Workers stage night-time strike in fight against Con-Dem attack that threatens public safety

Firefighters across England and Wales walked out on strike last night in defence of their pensions, their jobs and public safety.

Fire Brigades Union (FBU) members walked out from 6.30pm to 11pm.

They will strike again on Monday from 6am to 8am - ensuring that full cover is provided during Bonfire Night celebrations tonight, traditionally the fire service's busiest night.

It is just the latest part of the wave of anger which has seen teachers, probation officers, Civil Service and health workers stand up against the coalition government by taking action.

In the private sector, workers have also shown a determination to resist bosses' attacks on their pay and conditions, with successful struggles by bakery workers in Wigan in Lancashire, and cleaners on the Tyne and Wear Metro in Newcastle.

Other workers balloting on strike action include staff on London Underground, workers at parcel delivery firm UPS in London and cleaning staff at the First Great Western rail franchise.

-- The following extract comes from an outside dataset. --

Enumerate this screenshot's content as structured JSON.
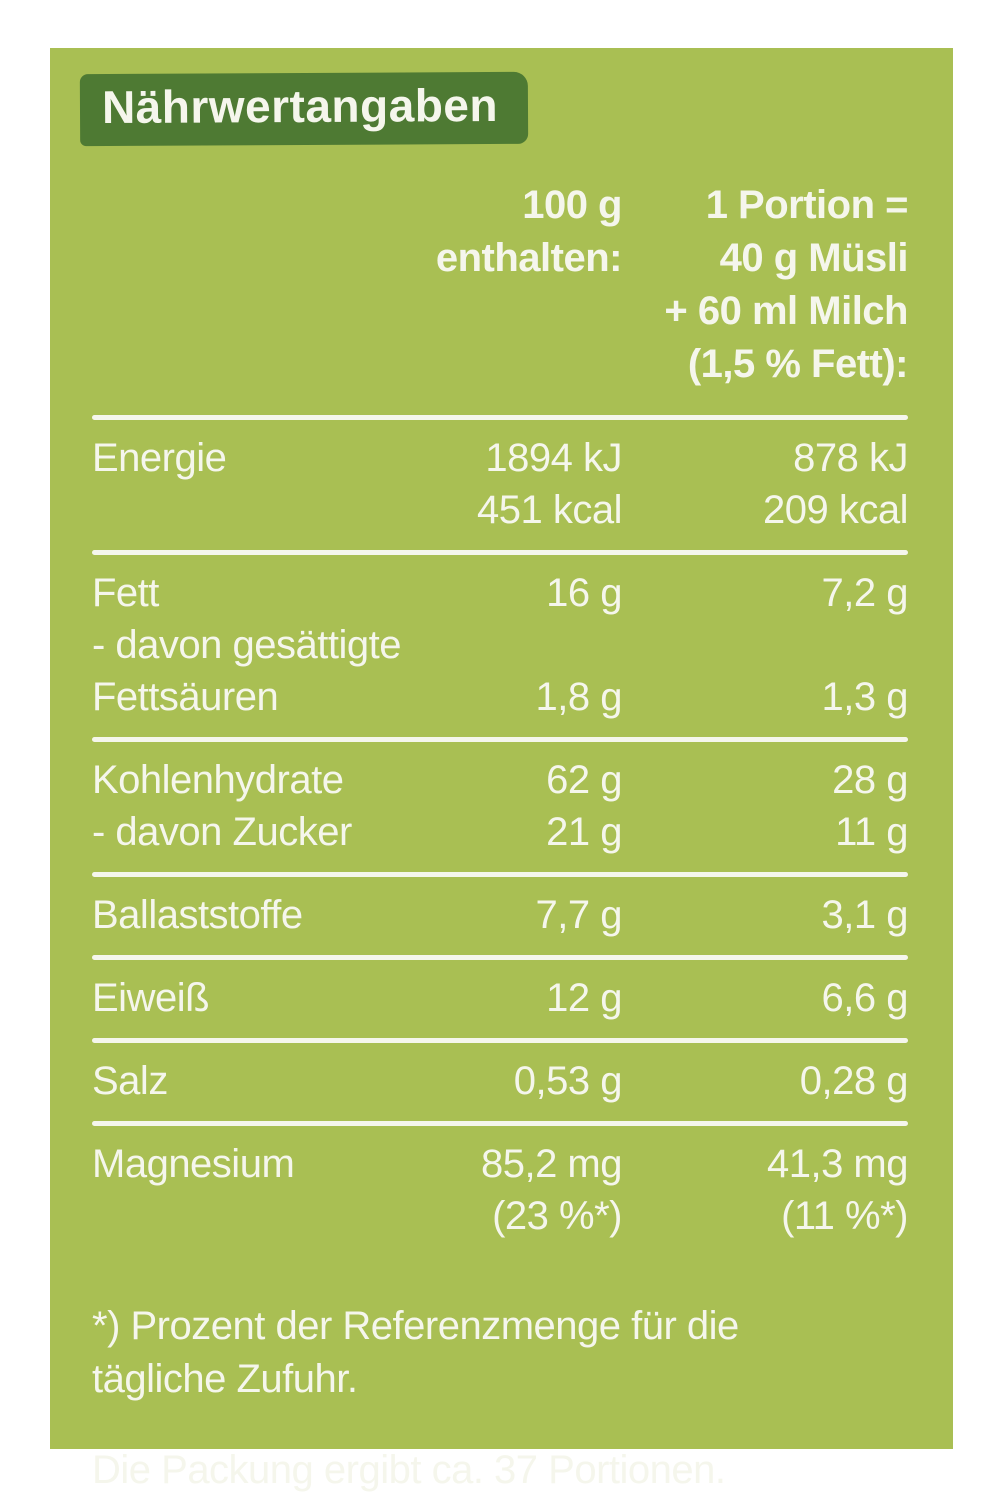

For two years the FBU has tried to negotiate a settlement in its dispute over government proposals to raise firefighters' retirement age from 55 to 60.

The union says older firefighters will be forced out of their jobs if they are unable to meet strict fitness standards demanded of front-line workers, and that their pensions would be savagely reduced as a result.

The FBU also says the safety of the public and firefighters themselves will be jeopardised by the higher retirement age.

In addition, employers are demanding that firefighters increase their pensions contributions to more than 14 per cent of their wages.

FBU general secretary Matt Wrack called the government proposals "unworkable and unaffordable."

He said: "It is ludicrous that, after two years of negotiations, the government has still not sorted out this mess.

"Firefighters want a pension scheme that takes account of the hazardous nature of the job as well as being affordable and workable for them and for the taxpayer.

"We hope these brief strikes will mean the government returns to negotiations so we can agree a sensible way forward."

Yorkshire and the Humber FBU secretary Peter Smith said the government attacks were "pulling firefighters together."

"The solidarity is there, and they are up for the fight because they are sick of the way they are being treated," he said.

"They are prepared to take action to secure their future jobs, their safety and the safety of the public."

Shadow local government and communities secretary Hilary Benn said: "This strike is a sign of the government's failure to get round the table and sort this dispute out. It has had two years to do so and it is time ministers did their job."

He said firefighters were "greatly valued" by the public.

The strike did not affect Scotland, where the Scottish government is involved in negotiations with the FBU.